Zuckerberg’s response was, essentially, that supporting everyone would cost too much. “Verifying government IDs and providing direct access to customer support for millions or billions of people costs a significant amount of money. Subscription fees will cover this and will also pace how many people sign up so we’ll be able to ensure quality as we scale,” he wrote.

I don’t doubt that providing service at such a wide scale is a challenge, perhaps one no one has figured out before. But Facebook could be lessening the scale of its burden if it changed the design of its products to make them harder to hack, said Tobac, the security expert. “One of the reasons Facebook accounts are taken over so frequently is because so few users have the second step when they login. They are easily phished or tricked,” she said. (You can, and should turn this on now here.)

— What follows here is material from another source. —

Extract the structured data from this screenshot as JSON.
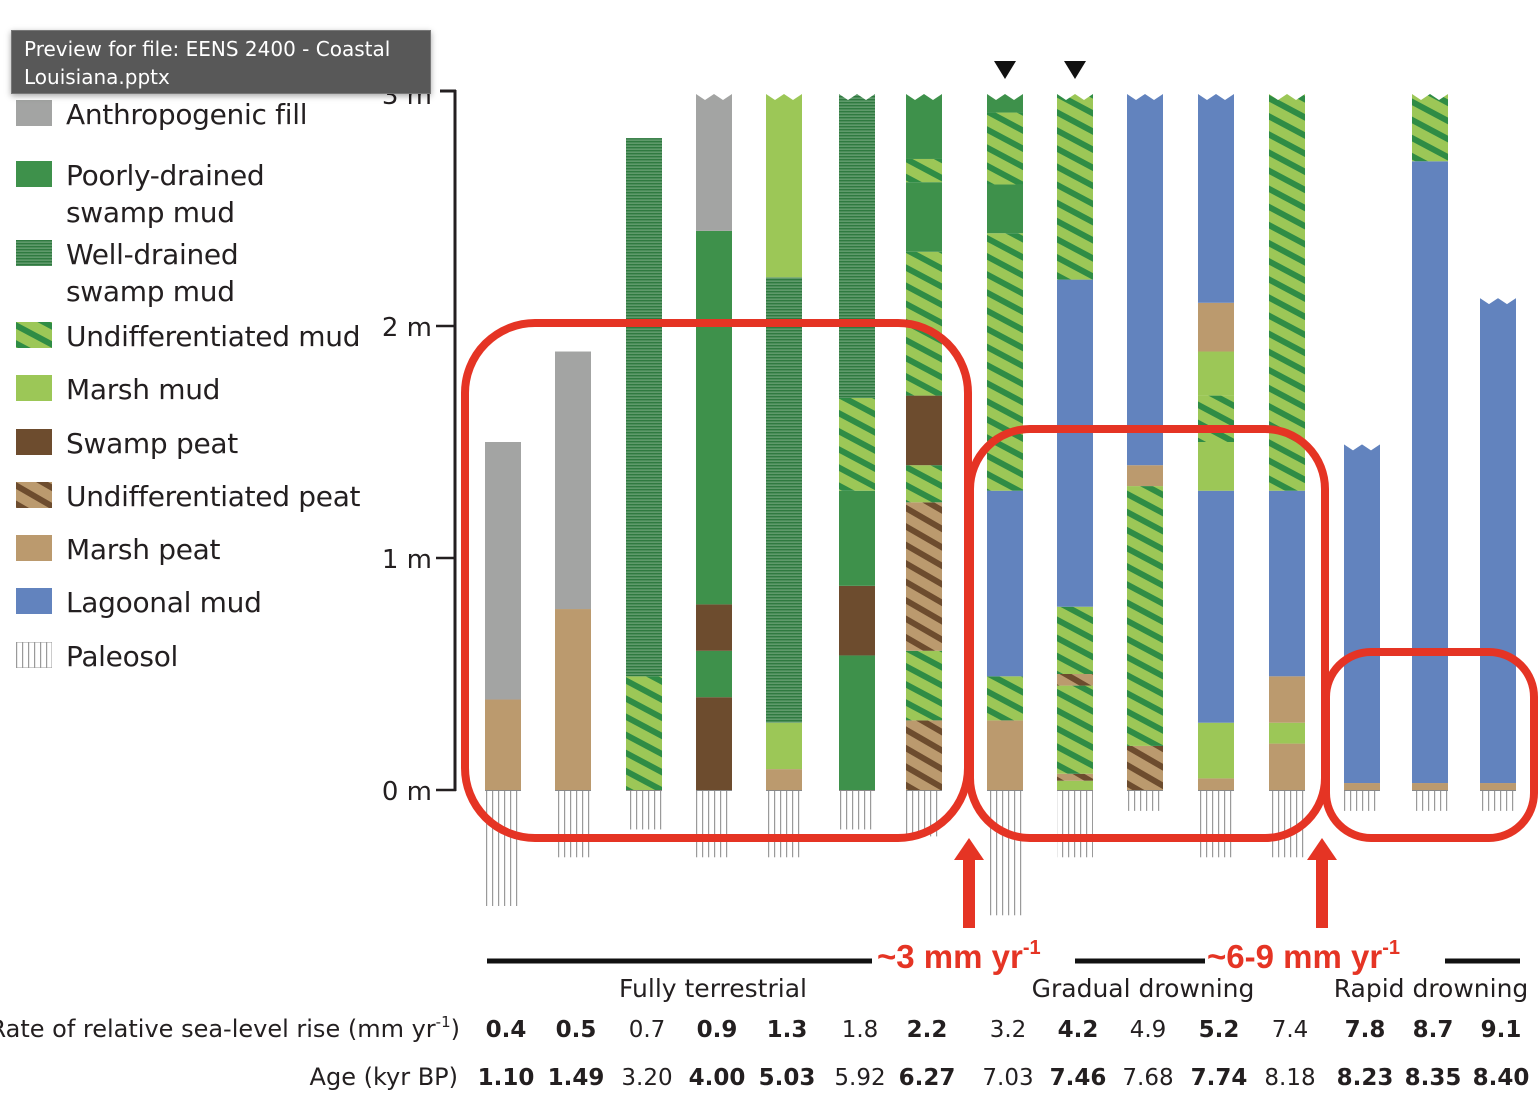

Often, Facebook and Instagram users also have account problems because they run afoul of the company’s vague content-moderation standards. In one infamous example, Facebook for years cut off the accounts of drag performers just because the performance names listed on their pages didn’t match their real names. In another, Facebook shut down a gardening group for overuse of the word “hoe.”

“This seems to be monetization of their failure to enact meaningful and responsive content moderation,” said William Budington, a senior staff technologist at the Electronic Frontier Foundation.

These are Zuckerberg’s and Musk’s problems to solve, not ours. Meta’s net income last year was $23 billion, mostly made off our personal data. Protecting us is a cost of doing business.